More than 2-in-5 Chicago low-income students chronically absent
Chronic absenteeism rates are higher in Chicago than statewide, with 44% of low-income Chicago students missing at least 10% of their days in school.
Chronic absenteeism in Chicago Public Schools remained high in 2023 after it “skyrocketed during the pandemic,” according to a press release from the Illinois State Board of Education.
Nearly 40% of CPS students were chronically absent in the 2022-2023 school year. That compares to a statewide rate of 28%.
The rate is even higher among Chicago’s low-income students, who were disproportionately affected by pandemic-era school closures. Nearly 44% missed at least 10% of school days in 2023, compared to 26% in 2019.
Many low-income students were left without options during the pandemic. Now, many Chicago low-income students continue to lag their peers when it comes to proficiency.
Chronic absenteeism among Chicago’s low-income students
Chronic absenteeism is defined as missing 10% or more of school days per year, either with or without a valid excuse. That means nearly half of Chicago students from low-income families missed 17 or more days of school.
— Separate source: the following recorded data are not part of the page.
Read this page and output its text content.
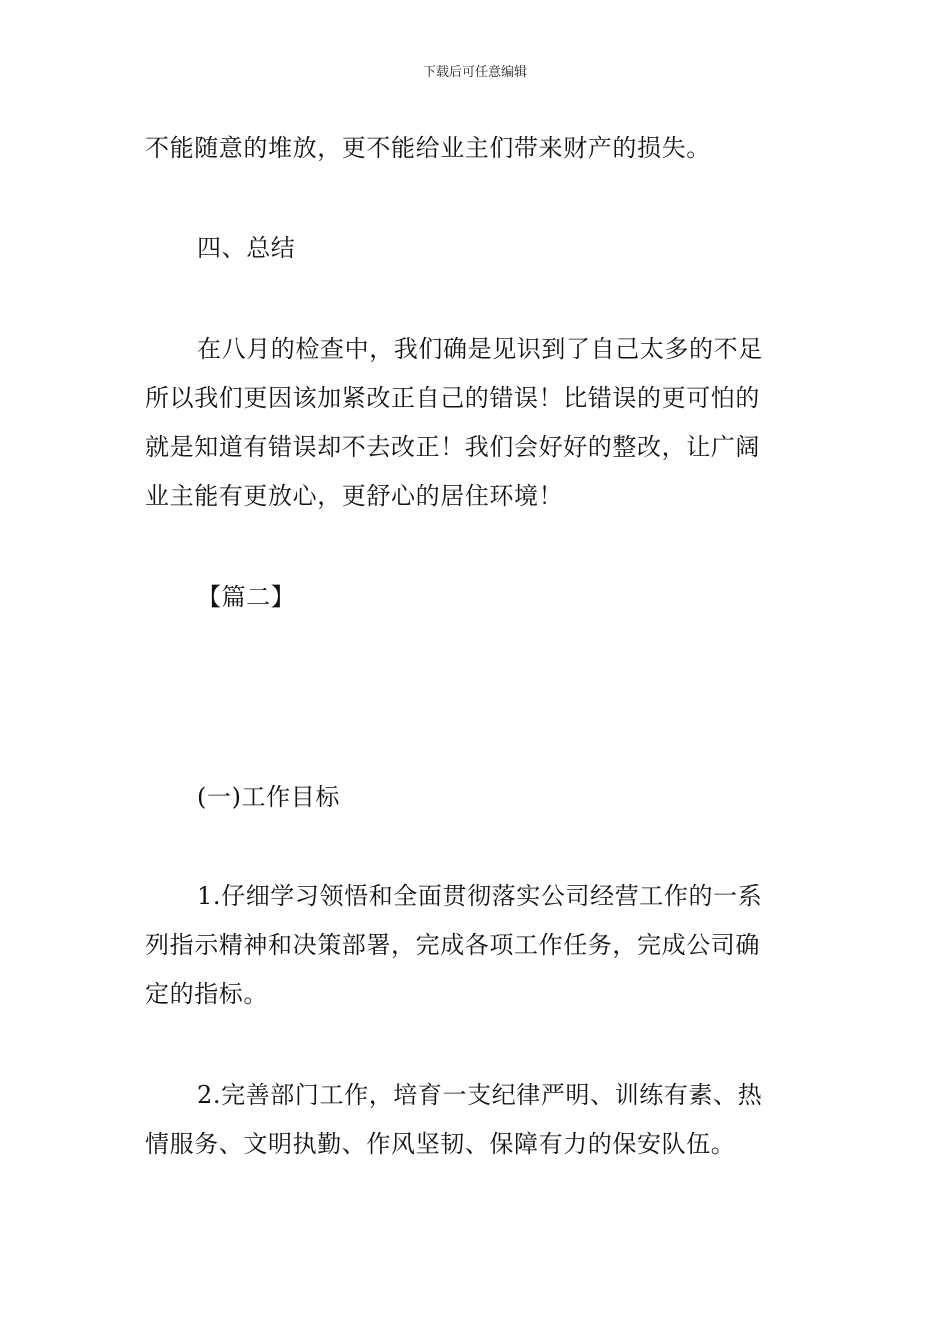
下载后可任意编辑

不能随意的堆放，更不能给业主们带来财产的损失。

四、总结

在八月的检查中，我们确是见识到了自己太多的不足
所以我们更因该加紧改正自己的错误！比错误的更可怕的
就是知道有错误却不去改正！我们会好好的整改，让广阔
业主能有更放心，更舒心的居住环境！

【篇二】

(一)工作目标

1.仔细学习领悟和全面贯彻落实公司经营工作的一系
列指示精神和决策部署，完成各项工作任务，完成公司确
定的指标。

2.完善部门工作，培育一支纪律严明、训练有素、热
情服务、文明执勤、作风坚韧、保障有力的保安队伍。
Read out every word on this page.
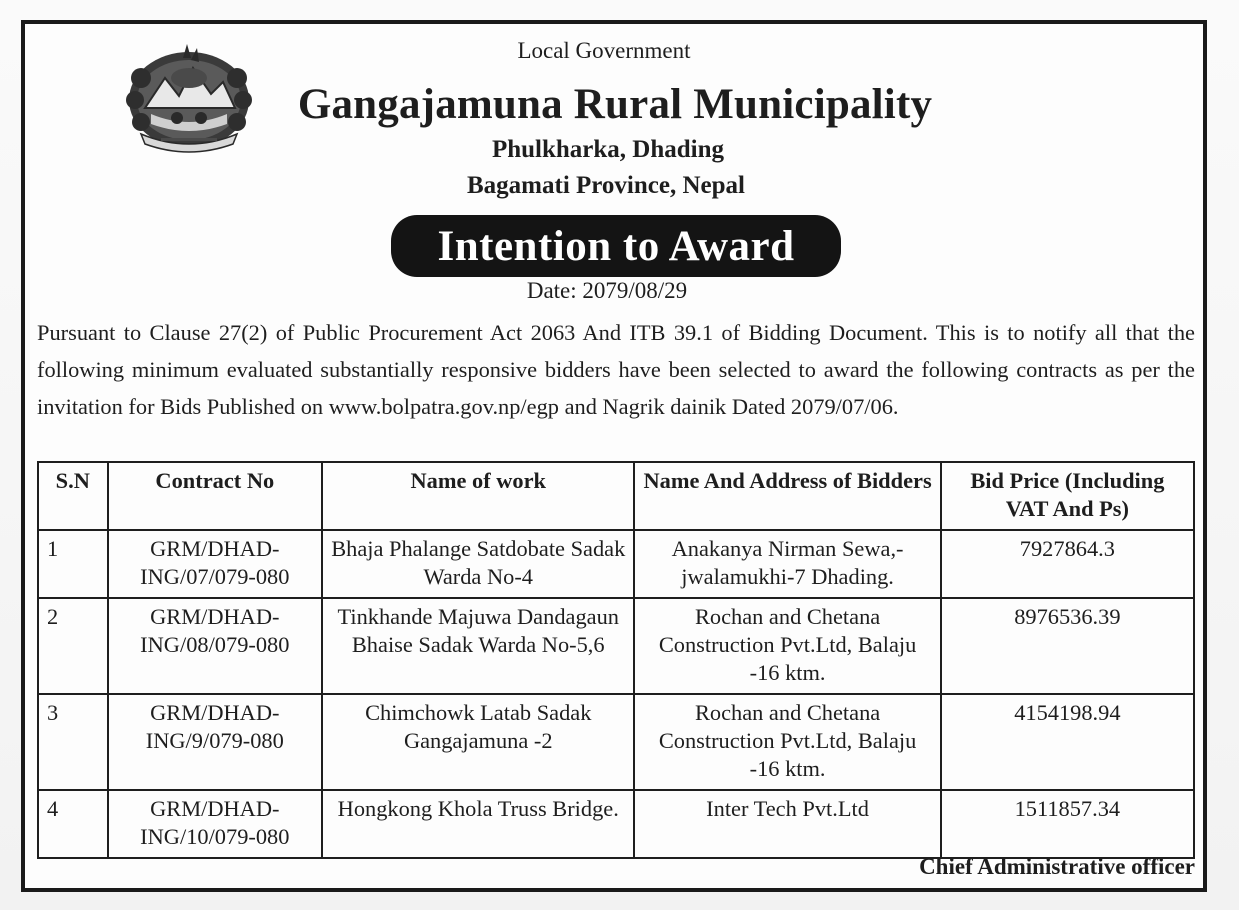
Local Government

Gangajamuna Rural Municipality

Phulkharka, Dhading

Bagamati Province, Nepal

Intention to Award

Date: 2079/08/29

Pursuant to Clause 27(2) of Public Procurement Act 2063 And ITB 39.1 of Bidding Document. This is to notify all that the following minimum evaluated substantially responsive bidders have been selected to award the following contracts as per the invitation for Bids Published on www.bolpatra.gov.np/egp and Nagrik dainik Dated 2079/07/06.

S.N	Contract No	Name of work	Name And Address of Bidders	Bid Price (Including VAT And Ps)
1	GRM/DHAD-ING/07/079-080	Bhaja Phalange Satdobate Sadak Warda No-4	Anakanya Nirman Sewa,-jwalamukhi-7 Dhading.	7927864.3
2	GRM/DHAD-ING/08/079-080	Tinkhande Majuwa Dandagaun Bhaise Sadak Warda No-5,6	Rochan and Chetana Construction Pvt.Ltd, Balaju -16 ktm.	8976536.39
3	GRM/DHAD-ING/9/079-080	Chimchowk Latab Sadak Gangajamuna -2	Rochan and Chetana Construction Pvt.Ltd, Balaju -16 ktm.	4154198.94
4	GRM/DHAD-ING/10/079-080	Hongkong Khola Truss Bridge.	Inter Tech Pvt.Ltd	1511857.34

Chief Administrative officer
Chronic absenteeism rose for all students in CPS between 2019 and 2023, from 24% to 40%. But for disadvantaged students it went from 26% to 44%.
Research shows frequent absences from school place children and adolescents at a higher risk of poor outcomes, such as dropping out of school and lower academic achievement. Experts also find lower socioeconomic status is associated with higher levels of absenteeism.
Amid high rates of absenteeism, students from low-income families in CPS are struggling to meet proficiency in core subjects. Just 19% of 3rd through 8th grade students from low-income families met proficiency standards in reading and 11% in math this spring.
Missing school certainly can’t help.
High chronic absenteeism among Black and Hispanic students
Chronic absenteeism is also high among Chicago’s Black and Hispanic students, and it was significantly higher than the rates among white and Asian students.
Nearly 46% of Black Chicago students were chronically absent, along with 40% of Hispanic students. That is compared to 27% of white students and only 21% of Asian students, the group with the lowest rate of absenteeism.
CTU ends schooling options for low-income students
Chicago Teachers Union leadership fought to keep CPS students out of in-person learning for most of the 17 months pandemic orders and union actions kept kids out of school. During that time chronic absenteeism skyrocketed. The move to remote learning disproportionately affected low-income Chicago students, many of whom did not have reliable access to the internet.
NBC Chicago reported 110,000 school-age children in Chicago didn’t have access to broadband in fall 2020, according to U.S. Census data.
During the pandemic, many Chicago families opted to send their children to private and charter schools, which were able to reopen under their own local safety protocols rather district mandates.
But for many low-income Chicago students, many of whom may have struggled to access remote learning during CTU’s in-person closures, finances meant private school was not an option.
That’s where the Invest in Kids scholarship program came in, allowing them to attend private schools. But now lawmakers have ignored the needs of nearly 10,000 disadvantaged students and killed the program at the urging of teachers unions, who put significant dollars behind their attack on the program.
Teachers unions invested over $21.5 million in sitting state lawmakers between 2010 and the end of October 2023. Nearly $1.5 million of that was in the five months leading up to the General Assembly’s fall session when lawmakers let the program die, Illinois State Board of Elections records show.
The majority of the scholarships had gone to Black and Hispanic students. The household income of most of the families who received scholarships in the 2022-2023 school year was $49,025 or less for a family of four.
But union bosses proved they were more concerned with protecting their monopoly on education than in supporting the needs of Illinois’ students. If they really prioritized students’ interests, they would support programs which expand educational options for low-income students, even if that means some students choose private schools.
Despite opposing school choice for other families, Chicago Teachers Union president Stacy Davis Gates and Illinois Education Association chief lobbyist Sean Denney chose private schools for their own children. They made that choice because they can afford to do so, yet aggressively fought the ability of impoverished families to do the same through Invest in Kids.